Freiberg: As we mentioned earlier, in 10 years, the baby boomers are going to be taking much greater advantage of the healthcare system. One of our biggest challenges will be in the reimbursement environment, where we already see Medicare saying that you can only get a PSA test once a year. While this frequency may be valid, I think we are going to see more and more controls on a doctor’s ability to make a request for certain tests. For those patients following their cholesterol and lipid profile, it could be a very big challenge. Considering that many of the statins have side effects, this is going to be an intensive area. Our ability to document and promote value is the only way to counter reimbursement issues.


Roundtable panelists


For the roundtable presented here, IVD Technology sought out the views of three IVD experts with considerable experience in regulatory, technological, and business activities. Biographical details about the panelists are provided below.

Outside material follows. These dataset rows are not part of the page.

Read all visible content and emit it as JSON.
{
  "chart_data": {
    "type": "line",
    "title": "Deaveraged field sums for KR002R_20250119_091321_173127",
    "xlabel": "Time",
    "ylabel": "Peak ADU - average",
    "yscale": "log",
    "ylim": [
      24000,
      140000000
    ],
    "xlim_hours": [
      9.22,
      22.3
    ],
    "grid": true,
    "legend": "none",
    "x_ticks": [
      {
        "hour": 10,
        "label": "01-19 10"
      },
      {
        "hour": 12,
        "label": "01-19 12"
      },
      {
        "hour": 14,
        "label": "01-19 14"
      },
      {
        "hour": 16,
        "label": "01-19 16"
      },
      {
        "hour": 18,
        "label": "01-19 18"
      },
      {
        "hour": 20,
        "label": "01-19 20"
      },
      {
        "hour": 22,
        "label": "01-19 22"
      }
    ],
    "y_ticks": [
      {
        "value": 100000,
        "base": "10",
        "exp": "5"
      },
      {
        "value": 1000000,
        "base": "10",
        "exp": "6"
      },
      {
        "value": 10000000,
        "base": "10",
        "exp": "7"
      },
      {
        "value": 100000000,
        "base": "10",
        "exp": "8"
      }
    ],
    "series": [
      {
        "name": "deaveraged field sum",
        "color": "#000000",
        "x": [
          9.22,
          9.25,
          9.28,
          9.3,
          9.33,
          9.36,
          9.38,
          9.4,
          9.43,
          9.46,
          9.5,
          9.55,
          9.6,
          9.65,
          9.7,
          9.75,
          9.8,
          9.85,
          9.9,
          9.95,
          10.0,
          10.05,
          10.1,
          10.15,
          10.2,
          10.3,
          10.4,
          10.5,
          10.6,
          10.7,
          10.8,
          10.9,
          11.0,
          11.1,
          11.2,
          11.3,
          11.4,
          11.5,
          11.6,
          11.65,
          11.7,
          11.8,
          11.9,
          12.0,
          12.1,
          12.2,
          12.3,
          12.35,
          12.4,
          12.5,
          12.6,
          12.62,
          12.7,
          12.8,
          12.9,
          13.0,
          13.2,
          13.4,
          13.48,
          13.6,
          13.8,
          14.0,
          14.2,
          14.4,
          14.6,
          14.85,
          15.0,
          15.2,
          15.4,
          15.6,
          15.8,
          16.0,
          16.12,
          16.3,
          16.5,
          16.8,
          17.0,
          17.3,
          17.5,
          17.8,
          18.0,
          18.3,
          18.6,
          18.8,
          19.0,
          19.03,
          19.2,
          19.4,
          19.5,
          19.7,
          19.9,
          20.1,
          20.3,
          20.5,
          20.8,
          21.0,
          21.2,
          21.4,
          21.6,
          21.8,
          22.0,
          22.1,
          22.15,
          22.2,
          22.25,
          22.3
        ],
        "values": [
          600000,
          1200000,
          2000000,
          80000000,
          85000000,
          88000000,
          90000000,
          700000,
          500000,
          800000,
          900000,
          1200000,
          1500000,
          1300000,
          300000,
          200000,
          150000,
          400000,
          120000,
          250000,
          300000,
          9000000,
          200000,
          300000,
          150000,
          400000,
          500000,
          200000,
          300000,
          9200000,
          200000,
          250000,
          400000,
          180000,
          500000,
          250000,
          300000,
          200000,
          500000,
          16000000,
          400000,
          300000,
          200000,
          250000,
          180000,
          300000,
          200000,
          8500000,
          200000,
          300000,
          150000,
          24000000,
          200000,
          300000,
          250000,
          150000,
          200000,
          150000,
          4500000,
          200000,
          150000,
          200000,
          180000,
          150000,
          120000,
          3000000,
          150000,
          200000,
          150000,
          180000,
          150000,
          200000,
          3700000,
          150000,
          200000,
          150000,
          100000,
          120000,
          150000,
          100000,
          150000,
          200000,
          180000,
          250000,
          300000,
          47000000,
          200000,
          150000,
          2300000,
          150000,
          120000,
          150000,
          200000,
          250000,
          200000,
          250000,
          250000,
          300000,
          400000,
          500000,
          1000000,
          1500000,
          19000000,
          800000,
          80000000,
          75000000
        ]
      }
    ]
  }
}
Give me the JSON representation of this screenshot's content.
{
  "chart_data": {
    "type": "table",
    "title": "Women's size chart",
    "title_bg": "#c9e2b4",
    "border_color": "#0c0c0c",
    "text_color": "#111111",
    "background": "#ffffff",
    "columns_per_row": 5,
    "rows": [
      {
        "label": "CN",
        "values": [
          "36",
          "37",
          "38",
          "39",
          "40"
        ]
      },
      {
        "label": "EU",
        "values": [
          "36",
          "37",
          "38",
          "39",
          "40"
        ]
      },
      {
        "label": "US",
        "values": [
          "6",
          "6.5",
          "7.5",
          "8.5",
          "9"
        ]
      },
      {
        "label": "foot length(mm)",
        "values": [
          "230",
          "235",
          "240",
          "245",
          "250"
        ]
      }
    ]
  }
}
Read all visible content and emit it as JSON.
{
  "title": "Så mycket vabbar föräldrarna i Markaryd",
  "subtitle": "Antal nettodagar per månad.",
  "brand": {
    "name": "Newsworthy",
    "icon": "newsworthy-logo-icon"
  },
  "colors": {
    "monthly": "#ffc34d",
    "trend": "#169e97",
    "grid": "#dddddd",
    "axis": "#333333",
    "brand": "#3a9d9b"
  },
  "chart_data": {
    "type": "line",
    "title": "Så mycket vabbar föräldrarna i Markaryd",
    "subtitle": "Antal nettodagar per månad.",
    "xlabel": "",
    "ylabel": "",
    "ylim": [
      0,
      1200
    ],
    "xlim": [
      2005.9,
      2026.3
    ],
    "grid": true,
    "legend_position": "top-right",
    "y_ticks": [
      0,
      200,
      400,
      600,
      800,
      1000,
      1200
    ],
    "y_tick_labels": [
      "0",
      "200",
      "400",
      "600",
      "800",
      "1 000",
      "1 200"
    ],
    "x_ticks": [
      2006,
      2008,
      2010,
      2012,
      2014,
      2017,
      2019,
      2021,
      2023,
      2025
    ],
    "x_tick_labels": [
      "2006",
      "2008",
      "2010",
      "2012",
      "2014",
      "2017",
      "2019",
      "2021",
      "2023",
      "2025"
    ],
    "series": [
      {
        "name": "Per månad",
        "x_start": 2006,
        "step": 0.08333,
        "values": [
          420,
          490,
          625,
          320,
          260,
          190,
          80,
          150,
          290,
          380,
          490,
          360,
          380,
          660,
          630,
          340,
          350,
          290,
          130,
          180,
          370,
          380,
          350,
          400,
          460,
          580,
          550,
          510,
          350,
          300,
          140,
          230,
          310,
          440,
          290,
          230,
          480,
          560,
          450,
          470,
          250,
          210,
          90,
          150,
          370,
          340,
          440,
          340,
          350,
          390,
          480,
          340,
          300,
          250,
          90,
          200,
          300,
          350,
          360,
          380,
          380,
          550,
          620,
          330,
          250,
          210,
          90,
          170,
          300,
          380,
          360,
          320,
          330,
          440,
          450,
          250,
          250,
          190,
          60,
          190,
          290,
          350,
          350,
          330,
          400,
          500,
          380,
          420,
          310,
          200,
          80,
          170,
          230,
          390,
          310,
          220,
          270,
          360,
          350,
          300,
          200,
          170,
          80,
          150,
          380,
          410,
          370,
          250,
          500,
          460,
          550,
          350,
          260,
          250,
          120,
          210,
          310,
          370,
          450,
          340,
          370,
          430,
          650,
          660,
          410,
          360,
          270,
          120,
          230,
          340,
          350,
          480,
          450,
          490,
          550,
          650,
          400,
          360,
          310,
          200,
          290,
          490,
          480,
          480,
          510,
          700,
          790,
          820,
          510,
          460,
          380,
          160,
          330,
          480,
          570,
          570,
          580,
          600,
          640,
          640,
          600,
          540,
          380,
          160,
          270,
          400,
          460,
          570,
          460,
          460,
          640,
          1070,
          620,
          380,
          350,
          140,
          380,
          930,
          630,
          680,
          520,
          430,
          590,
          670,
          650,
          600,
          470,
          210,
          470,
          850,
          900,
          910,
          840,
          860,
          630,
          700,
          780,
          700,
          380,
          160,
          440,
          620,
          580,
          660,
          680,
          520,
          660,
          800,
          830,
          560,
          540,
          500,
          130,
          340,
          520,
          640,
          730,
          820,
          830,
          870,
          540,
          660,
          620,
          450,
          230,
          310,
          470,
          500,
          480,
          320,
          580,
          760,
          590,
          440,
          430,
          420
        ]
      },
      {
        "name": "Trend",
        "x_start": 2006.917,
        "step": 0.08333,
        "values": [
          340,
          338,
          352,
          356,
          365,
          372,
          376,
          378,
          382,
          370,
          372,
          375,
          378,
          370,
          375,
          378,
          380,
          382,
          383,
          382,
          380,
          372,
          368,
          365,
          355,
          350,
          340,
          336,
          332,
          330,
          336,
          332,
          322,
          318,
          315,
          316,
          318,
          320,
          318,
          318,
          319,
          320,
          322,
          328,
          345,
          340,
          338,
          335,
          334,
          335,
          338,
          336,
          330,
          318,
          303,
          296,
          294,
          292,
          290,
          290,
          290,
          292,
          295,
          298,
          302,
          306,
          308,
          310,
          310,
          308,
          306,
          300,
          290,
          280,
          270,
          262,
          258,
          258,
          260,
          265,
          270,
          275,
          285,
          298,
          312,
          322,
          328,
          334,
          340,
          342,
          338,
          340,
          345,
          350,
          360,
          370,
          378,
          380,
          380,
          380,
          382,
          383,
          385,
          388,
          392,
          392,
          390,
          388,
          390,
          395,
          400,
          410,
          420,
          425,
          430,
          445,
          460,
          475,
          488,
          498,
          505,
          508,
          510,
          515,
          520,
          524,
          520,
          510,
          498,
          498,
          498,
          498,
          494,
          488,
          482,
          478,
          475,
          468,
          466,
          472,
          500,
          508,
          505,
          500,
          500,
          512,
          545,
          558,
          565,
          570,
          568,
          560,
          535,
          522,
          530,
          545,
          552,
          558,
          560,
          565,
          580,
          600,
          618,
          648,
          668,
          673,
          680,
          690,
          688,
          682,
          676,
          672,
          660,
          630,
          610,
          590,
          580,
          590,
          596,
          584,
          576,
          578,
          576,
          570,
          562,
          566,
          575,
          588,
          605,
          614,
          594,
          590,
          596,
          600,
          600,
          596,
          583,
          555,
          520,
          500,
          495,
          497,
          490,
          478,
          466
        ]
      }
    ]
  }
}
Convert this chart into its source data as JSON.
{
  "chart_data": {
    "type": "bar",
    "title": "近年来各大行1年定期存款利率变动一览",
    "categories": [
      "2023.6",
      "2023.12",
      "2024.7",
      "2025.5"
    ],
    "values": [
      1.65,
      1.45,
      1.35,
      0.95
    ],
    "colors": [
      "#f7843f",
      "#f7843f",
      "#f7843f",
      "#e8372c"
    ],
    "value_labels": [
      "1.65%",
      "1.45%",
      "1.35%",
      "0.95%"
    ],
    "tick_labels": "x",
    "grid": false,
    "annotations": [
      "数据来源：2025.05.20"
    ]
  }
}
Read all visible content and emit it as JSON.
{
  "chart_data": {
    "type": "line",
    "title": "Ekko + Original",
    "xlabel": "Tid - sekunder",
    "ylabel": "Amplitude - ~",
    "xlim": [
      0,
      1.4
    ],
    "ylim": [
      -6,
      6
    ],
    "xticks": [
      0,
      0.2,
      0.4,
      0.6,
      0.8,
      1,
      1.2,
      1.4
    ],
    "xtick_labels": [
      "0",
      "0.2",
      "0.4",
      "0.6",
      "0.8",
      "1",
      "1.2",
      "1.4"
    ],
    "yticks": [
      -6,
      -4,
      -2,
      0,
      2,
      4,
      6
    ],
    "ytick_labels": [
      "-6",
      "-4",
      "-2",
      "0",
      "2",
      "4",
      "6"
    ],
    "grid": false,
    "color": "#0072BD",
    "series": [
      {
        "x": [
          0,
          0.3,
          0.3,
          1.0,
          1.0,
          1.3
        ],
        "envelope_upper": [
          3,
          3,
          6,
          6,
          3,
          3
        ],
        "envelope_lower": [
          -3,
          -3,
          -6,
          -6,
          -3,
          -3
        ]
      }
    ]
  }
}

Richard S. Schifreen, PhD, is director of technology and market development at Promega Corp. (Madison, WI). He is also an adjunct professor in the masters of science in biotechnology program at the University of Wisconsin–Madison and an advisory board member for the medical technologist program. He is currently involved in the identification and development of new technologies for life science research and molecular diagnostics.

Glen Freiberg is vice president of regulatory, quality, and government affairs at Gen-Probe Inc. (San Diego). He has served three terms as the industry representative on FDA’s advisory panels, first for clinical chemistry and toxicology and then the immunology panel. He is an active member of the Advanced Medical Technology Association (AdvaMed; Washington, DC), the Regulatory Affairs Professional Society (RAPS; Rockville, MD), and Biocom, a San Diego–based biotechnology trade group.

Michael J. Whelan is vice president, immunoassays and nucleic acid testing, for Beckman Coulter Inc. (Brea, CA). He is responsible for current and future development of the company’s Access immunoassay system platforms, and oversees the development of chemiluminescence-based assays available on the system. In addition, he is responsible for the company’s new nucleic acid testing business, which will feature molecular diagnostic technologies.